Lorsque certains jouent le sociétal contre le social

Le Palais des Nations de Genève

De mémoire d’habitué.e.s de l’OIT, il n’y a jamais eu de séance aussi tendue émotionnellement… Mercredi soir, peu avant minuit, les débats de la commission prennent fin pour cette année et laissent un terrible goût d’amertume. Le groupe patronal et certains gouvernements ont indéniablement joué un jeu mortifère en utilisant les LGBTI pour faire capoter les débats et pénaliser l’adoption, l’année prochaine, d’une norme ambitieuse, portée par le plus grand nombre en matière de lutte contre les violences et le harcèlement sur le lieu de travail.
Tout s’était pourtant déroulé jusque-là, sans anicroche majeure. L’Union Européenne par la voix de la France, déroulait une approche volontaire, progressiste et déterminée à aboutir sur le sujet. Fait suffisamment exceptionnel pour être souligné : le groupe des travailleurs et travailleuses se retrouvait en phase avec la plupart de ses interventions et pouvait s’appuyer sur elle pour gagner sur son propre niveau d’exigences.

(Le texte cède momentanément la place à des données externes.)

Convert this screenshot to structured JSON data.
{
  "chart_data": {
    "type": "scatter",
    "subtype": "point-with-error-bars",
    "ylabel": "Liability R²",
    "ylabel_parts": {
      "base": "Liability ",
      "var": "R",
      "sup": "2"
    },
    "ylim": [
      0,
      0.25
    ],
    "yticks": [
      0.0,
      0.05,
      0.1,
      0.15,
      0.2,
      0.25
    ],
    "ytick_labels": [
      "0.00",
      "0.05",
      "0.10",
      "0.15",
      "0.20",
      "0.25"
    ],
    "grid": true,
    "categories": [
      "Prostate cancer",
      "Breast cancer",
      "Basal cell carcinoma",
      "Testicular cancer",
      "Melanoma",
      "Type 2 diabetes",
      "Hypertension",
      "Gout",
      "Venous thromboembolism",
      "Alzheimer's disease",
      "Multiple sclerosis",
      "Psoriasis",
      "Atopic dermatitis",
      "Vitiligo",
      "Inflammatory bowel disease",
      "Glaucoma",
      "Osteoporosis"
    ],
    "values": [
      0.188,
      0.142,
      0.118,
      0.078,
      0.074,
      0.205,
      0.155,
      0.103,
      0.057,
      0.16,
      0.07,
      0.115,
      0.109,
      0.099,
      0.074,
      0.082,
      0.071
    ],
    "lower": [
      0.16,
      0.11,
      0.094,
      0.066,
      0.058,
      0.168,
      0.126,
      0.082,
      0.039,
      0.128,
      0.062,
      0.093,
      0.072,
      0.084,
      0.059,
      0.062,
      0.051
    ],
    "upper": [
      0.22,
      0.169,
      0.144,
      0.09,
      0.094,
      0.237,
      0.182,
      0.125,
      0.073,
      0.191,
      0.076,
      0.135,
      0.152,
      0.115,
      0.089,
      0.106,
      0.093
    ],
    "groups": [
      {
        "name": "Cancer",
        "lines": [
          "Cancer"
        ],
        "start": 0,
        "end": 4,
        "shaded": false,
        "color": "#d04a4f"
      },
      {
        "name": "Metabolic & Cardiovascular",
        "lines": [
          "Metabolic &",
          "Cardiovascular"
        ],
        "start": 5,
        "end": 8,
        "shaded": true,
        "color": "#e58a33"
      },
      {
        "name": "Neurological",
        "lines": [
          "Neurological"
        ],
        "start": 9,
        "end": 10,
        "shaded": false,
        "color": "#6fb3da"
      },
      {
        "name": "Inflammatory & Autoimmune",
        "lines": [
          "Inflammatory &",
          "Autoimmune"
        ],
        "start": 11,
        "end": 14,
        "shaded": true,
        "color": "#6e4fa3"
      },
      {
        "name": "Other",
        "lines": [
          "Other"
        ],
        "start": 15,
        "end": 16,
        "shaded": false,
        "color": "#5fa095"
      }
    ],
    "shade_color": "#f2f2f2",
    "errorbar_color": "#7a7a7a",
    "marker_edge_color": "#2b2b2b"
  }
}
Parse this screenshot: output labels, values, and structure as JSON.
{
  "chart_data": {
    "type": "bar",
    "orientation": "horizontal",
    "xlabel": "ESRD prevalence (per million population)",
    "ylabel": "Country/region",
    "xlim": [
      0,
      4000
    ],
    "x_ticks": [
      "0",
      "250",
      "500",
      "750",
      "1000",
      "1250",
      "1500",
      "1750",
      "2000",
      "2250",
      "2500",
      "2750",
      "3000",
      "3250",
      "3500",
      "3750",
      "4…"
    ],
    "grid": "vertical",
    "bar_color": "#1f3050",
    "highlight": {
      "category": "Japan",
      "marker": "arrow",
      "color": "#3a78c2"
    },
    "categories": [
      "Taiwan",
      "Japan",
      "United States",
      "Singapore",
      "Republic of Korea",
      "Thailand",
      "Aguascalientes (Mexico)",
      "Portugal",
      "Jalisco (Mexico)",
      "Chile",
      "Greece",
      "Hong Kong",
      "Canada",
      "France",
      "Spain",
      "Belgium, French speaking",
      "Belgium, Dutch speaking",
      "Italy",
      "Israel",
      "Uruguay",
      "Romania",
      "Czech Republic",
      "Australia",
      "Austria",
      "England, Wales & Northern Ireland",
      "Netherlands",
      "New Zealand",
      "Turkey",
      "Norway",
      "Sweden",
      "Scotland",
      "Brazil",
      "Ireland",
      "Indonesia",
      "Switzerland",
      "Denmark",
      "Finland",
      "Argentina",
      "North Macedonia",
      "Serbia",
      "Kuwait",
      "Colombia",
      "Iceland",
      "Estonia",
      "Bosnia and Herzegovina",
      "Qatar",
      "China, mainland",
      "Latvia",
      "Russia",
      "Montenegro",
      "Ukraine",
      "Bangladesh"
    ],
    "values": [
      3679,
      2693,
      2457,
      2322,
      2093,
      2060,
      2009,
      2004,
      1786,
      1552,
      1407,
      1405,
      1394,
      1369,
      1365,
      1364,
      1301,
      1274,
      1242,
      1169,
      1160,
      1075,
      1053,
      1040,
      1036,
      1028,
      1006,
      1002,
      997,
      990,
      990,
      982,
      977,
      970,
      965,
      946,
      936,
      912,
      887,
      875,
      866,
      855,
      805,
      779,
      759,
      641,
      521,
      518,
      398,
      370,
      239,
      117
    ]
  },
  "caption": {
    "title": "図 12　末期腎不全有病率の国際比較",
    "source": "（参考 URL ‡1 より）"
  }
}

Un exemple parmi d’autres : les articles 19 et 20, adoptés après un vif débat opposant d’un côté les employeurs et les USA, de l’autre les travailleurs et les pays d’Amérique Latine, ont abouti à une obligation de protection des travailleurs et travailleuses migrant.e.s, indépendamment de leur statut, ce qui signifie que même les sans-papiers se retrouvent couverts par les garanties apportées par la future convention. L’Union Européenne et les pays africains sont également intervenus en faveur d’une protection des migrant.e.s contre les violences quelque soit leur statut.

Mais à 21h10 : coup de théâtre au Palais des Nations. L’Union Européenne demande à réintégrer la liste longue des groupes vulnérables, dont les LGBTI, qui avaient disparu la veille de la rédaction telle qu’adoptée à l’article 10 (voir notre billet d’hier), dans un passage qui relève de la future recommandation. Si nous soutenions sur le fond cette démarche, sur la forme, elle intervenait à moins de trois heures de la fin des travaux et donnait alors le sentiment aux pays africains et du monde arabe que l’Europe tentait de revenir sur une question déjà traitée la veille, ce qui a été ressenti par ces pays, sans surprise, comme une volonté de passage en force. Le groupe des employeurs et certains pays opposés à l’adoption d’une convention contraignante en ont fait des tonnes, instrumentalisant les LGBTI en annonçant être les seuls à les défendre. Rappelons qu’au début du processus, les employeurs s’opposaient à un traitement spécifique des violences faites aux femmes ! L’odieuse manipulation a ainsi fonctionné : l’ensemble des pays africains ont quitté la salle en menaçant de se détourner définitivement de la perspective d’une adoption de cette future norme lors de la conférence du centenaire en 2019. Or, pour être adoptée, une norme doit être votée par une majorité qualifiée des deux-tiers. Avec la perte de 54 pays africains et potentiellement, de dizaines d’autres, les employeurs atteignaient leur objectif initial de torpiller la perspective même d’adoption d’une norme dont ils ne voulaient pas, comme le démontrent les questionnaires renvoyés avant le démarrage des travaux de la conférence.

La brillante intervention de Mary Clarke, porte-parole du groupe des travailleurs. et travailleuses a marqué la séance par sa hauteur de vue. Dénonçant le procès scandaleux fait au groupe des travailleurs qui défendait le compromis de la veille, elle a rappelé le combat des organisations syndicales contre toutes les discriminations, et notamment le sien, femme, noire, canadienne. Elle a ensuite interpellé les gouvernements occidentaux très en verves pour donner des leçons à la terre entière, rappelant au gouvernement canadien qu’il y a moins de 30 ans au Canada, les homosexuel.les étaient encore condamné.e.s à de la prison. L’homogénéité, la détermination et la solidarité du groupe travailleurs.ses, rassemblant plus de 100 nationalités mais refusant autant le relativisme culturel sur les droits humains que l’impérialisme des pays développés, sera déterminant pour renouer les fils brisés ce soir et faire revenir tous les pays à la table des négociations.

Seul point positif dans l’immédiat : nous sommes en droit de demander immédiatement l’ouverture de négociations pour que cessent les discriminations administratives dont souffrent les transgenres et les intersexués dans notre pays. En effet, compte tenu des déclarations de la France prononcées au nom de l’UE, nous exigeons, conformément aux résolutions 2048 et 2191 du Conseil de l’Europe, que le juge cesse d’être l’autorité statuant sur les procédures de changement de sexe des personnes transgenres et intersexuées qui ne se conforment pas à leur assignation de genre par l’Etat civil.
Demain, nous reviendrons sur la nature des conclusions qui seront soumises vendredi matin à l’adoption de la conférence.